= Big Beach, Nova Scotia =

Community on Cape Breton Island, Canada

Big Beach (Tràigh Mhòr in Gaelic, pronounced "try vohr") is a community located on the north side of the Boisdale Hills on the east side of the Great Bras D'Or Lake on Provincial Route 223, which runs from Leitches Creek to Little Narrows, through Central Cape Breton Island in the Canadian province of Nova Scotia.
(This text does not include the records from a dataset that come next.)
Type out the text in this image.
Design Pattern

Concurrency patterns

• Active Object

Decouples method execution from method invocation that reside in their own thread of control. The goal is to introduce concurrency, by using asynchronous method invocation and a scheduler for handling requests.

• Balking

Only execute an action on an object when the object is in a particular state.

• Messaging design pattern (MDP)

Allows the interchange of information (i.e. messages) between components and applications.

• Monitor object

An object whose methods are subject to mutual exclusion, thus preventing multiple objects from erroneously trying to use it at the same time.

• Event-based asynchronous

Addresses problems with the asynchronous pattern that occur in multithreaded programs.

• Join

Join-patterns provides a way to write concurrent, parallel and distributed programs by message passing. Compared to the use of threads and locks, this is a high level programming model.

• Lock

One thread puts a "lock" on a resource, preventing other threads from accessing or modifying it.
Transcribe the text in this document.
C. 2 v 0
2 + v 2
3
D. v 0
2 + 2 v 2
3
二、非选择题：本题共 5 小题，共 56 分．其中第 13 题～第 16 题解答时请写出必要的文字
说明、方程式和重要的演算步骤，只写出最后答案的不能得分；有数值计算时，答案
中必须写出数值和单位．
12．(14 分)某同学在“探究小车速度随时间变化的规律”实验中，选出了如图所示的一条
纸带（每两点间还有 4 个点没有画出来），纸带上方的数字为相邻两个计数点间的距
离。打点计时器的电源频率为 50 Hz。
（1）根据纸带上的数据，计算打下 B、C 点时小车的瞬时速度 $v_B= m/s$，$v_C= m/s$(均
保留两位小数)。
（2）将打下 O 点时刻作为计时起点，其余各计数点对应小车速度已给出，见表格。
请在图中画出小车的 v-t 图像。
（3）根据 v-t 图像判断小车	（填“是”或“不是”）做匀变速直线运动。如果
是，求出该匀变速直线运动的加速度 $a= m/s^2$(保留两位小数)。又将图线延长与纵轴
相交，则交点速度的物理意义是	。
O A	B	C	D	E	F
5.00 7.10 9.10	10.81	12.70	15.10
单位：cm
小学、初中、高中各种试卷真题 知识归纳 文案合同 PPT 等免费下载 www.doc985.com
Located on the "Bras D'Or Lakes Scenic Drive" it is part of the Cape Breton Regional Municipality in Central Cape Breton Island.

At the time comprising the three small communities of Big Beach, Glasgow, and Big Brook, Big Beach was populated during the first half of the 19th century by Scots from the Outer Hebrides islands, specifically the Isle of Barra, as well as Benbecula and other islands in that chain, which are located off the Atlantic coast of Scotland.

The Canadian National Railway came through Central Cape Breton and Big Beach in the latter part of the 19th century, bringing a connection to the rest of North America. The railroad is still in operation, run by the Cape Breton and Central Nova Scotia Railway. "Section Men" were hired to maintain sections of the track. It was a coveted job. Many men cut timber for rail ties to subsidize their income.

There was a rail spur to the beach at one time when a company from Belgium gathered sand to make porcelain china.